Qu’est-ce que la psychothérapie institutionnelle ?
C’est un courant psychiatrique né à Saint-Alban dans les années 1940. Son principe central, formulé par Hermann Simon et repris par Tosquelles : il faut soigner l’institution avant de prétendre soigner les patients. Concrètement, cela passe par la dissolution de la hiérarchie médicale rigide, la création de clubs thérapeutiques gérés par les patients eux-mêmes, l’attention aux phénomènes collectifs et la formation continue de tout le personnel.
Où la psychothérapie institutionnelle se pratique-t-elle aujourd’hui ?

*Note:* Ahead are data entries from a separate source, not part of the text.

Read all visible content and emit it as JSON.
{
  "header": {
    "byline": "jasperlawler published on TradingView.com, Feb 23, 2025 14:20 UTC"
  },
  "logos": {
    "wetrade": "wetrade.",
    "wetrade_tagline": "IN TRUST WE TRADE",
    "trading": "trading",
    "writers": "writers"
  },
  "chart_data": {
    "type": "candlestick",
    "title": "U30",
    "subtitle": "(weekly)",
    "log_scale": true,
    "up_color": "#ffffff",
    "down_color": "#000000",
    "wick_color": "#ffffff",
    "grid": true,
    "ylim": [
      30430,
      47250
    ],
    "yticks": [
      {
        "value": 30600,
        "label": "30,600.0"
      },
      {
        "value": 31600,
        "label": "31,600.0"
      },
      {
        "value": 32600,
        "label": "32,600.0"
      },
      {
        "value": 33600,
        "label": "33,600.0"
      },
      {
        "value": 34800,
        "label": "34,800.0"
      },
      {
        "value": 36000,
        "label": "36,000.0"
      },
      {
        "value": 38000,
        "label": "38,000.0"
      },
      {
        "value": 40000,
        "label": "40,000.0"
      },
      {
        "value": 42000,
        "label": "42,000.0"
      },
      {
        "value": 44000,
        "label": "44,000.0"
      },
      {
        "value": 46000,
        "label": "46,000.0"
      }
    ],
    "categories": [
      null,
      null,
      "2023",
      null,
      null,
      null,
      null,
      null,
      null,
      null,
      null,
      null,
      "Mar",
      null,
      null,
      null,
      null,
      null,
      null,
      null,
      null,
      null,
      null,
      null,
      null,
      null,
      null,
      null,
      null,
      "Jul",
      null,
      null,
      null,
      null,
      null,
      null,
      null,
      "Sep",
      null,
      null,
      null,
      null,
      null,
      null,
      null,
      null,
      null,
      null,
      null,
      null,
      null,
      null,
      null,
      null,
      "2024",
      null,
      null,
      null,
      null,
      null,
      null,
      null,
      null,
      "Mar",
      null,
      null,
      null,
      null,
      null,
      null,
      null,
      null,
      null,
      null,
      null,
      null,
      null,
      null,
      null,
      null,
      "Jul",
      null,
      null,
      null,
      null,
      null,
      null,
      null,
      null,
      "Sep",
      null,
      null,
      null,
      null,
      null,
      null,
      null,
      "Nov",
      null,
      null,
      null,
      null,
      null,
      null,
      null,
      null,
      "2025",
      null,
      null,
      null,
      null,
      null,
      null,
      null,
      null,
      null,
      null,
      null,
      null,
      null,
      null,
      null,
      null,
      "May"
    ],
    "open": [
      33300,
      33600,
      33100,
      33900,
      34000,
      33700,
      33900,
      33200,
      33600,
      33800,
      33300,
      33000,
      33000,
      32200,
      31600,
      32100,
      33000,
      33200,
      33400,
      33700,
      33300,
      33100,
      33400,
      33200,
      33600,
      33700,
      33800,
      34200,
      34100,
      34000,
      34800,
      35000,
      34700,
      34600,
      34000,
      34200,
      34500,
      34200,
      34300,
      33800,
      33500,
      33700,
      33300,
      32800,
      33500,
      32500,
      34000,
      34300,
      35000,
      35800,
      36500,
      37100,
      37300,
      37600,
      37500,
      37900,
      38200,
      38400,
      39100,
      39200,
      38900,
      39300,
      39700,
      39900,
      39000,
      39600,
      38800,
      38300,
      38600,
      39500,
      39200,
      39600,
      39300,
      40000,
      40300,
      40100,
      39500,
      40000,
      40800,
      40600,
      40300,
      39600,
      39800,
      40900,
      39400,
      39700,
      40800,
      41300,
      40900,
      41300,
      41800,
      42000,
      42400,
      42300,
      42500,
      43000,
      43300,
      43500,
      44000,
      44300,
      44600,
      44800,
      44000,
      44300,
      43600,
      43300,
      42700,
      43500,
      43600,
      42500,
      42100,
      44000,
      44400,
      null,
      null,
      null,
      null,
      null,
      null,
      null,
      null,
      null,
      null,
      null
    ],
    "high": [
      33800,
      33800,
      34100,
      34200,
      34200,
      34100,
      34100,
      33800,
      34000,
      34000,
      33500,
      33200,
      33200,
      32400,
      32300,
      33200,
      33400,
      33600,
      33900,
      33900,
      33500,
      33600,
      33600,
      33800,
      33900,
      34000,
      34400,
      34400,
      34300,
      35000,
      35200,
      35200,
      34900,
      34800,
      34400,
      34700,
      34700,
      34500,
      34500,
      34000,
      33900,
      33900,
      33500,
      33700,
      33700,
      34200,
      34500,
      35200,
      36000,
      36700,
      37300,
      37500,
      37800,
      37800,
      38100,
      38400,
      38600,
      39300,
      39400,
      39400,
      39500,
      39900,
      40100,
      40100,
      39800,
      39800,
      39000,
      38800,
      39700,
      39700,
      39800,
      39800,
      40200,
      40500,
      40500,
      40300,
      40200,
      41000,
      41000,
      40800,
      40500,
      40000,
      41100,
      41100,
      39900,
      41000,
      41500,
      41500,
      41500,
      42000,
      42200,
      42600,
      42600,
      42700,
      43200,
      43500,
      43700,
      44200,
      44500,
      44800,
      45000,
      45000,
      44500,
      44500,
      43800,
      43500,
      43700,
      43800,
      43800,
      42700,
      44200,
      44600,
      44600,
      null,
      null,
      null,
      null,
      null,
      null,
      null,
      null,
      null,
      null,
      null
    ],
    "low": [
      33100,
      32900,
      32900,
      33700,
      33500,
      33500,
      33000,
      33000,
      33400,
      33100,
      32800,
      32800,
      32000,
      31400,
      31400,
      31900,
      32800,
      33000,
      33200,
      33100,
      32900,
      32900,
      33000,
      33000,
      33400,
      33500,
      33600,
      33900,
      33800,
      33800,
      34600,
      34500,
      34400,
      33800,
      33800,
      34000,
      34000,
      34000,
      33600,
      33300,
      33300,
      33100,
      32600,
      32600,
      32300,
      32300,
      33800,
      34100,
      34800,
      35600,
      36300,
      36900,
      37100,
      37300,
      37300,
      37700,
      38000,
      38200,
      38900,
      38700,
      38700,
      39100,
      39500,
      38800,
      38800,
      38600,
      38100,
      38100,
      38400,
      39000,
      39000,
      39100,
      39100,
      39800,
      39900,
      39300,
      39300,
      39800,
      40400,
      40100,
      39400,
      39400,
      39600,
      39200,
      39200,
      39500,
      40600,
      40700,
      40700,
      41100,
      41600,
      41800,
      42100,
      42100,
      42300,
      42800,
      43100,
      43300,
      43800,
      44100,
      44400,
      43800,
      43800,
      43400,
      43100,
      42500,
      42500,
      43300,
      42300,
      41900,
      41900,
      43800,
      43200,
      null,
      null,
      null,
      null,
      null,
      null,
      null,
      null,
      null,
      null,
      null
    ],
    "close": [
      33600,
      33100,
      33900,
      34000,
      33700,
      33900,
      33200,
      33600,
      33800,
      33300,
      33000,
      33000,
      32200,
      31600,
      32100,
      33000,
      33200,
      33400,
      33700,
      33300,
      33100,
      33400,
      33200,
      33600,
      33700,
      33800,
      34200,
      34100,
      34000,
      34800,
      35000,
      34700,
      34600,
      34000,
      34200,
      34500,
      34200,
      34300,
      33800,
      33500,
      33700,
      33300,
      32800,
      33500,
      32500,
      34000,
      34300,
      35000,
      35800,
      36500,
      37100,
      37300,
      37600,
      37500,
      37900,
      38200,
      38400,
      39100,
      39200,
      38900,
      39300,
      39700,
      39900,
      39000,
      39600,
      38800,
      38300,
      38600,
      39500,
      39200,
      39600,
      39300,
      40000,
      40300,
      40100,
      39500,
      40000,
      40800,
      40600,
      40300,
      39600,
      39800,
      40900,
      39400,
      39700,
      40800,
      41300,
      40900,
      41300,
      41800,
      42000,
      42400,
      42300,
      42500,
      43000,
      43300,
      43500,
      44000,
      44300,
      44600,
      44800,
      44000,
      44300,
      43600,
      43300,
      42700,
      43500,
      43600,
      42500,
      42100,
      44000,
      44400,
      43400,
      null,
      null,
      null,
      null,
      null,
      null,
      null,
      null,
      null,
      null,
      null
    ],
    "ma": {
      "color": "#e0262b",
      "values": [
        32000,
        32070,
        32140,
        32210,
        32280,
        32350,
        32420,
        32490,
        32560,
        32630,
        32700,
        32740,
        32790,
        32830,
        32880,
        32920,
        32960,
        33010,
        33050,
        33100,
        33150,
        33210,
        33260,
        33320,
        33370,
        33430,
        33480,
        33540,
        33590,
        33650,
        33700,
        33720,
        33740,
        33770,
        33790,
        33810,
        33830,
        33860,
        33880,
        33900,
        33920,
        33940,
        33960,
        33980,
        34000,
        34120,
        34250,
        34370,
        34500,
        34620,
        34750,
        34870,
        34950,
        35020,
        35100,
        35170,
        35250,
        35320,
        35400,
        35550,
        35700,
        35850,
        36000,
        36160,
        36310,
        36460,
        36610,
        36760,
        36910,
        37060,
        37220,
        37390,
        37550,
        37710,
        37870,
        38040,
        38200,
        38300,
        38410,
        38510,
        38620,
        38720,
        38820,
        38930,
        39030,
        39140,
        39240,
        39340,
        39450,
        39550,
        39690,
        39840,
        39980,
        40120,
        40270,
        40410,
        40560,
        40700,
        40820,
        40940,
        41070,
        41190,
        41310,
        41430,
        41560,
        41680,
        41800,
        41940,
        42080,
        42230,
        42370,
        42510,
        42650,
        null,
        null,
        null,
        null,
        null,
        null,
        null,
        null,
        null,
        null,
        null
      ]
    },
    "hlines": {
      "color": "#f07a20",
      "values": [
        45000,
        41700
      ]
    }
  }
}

À la clinique de La Borde dans le Loir-et-Cher, dans les services de pédopsychiatrie influencés par Pierre Delion (notamment à Lille), au Centre hospitalier François-Tosquelles (ex-Saint-Alban) en Lozère, et dans une trentaine de clubs thérapeutiques répartis en France et fédérés au sein du Truc. Plusieurs cliniques privées comme La Chesnaie ou Saumery s’en réclament aussi.
Quel est le rapport entre Tosquelles et l’art brut ?
C’est à Saint-Alban, sous la direction de Tosquelles, que Jean Dubuffet a découvert en 1945 les sculptures d’Auguste Forestier, patient interné depuis trois décennies. Cette rencontre a contribué de manière décisive à la naissance du concept d’art brut. Tosquelles laissait les patients créer librement et avait commencé à constituer une collection de leurs œuvres. La collection est en partie conservée aujourd’hui à la Mairie de Saint-Alban et a été exposée au Reina Sofia en 2022.
Pourquoi parle-t-on autant de Tosquelles ces dernières années ?
Trois grandes expositions l’ont remis sur le devant de la scène entre 2021 et 2023 : aux Abattoirs de Toulouse, au Reina Sofia de Madrid et au Centre Pompidou-Metz. Les Éditions d’une publient depuis 2014 ses Archives complètes. Plusieurs livres importants sont parus, dont _Soigner les institutions_ de Joana Masó. Cet héritage est aussi devenu pertinent dans le contexte de crise de la psychiatrie publique : Tosquelles propose un modèle alternatif qui parle à beaucoup de soignants d’aujourd’hui.
Quels livres lire pour découvrir Tosquelles ?
Pour commencer, _Le Travail thérapeutique en psychiatrie_ (Érès, 1967, réédition 2009 préfacée par Pierre Delion) reste la porte d’entrée la plus directe. _Soigner les institutions_ de Joana Masó (L’Arachnéen, 2021) offre un parcours complet de sa pensée. Le _Trait d’union, Journal de Saint-Alban_ (Éditions d’une, 2015) donne accès à la pratique quotidienne. Et pour le côté biographique, le portrait que lui consacre Pierre Delion dans _Mon combat pour une psychiatrie humaine_ (Albin Michel, 2016) reste un excellent point d’appui.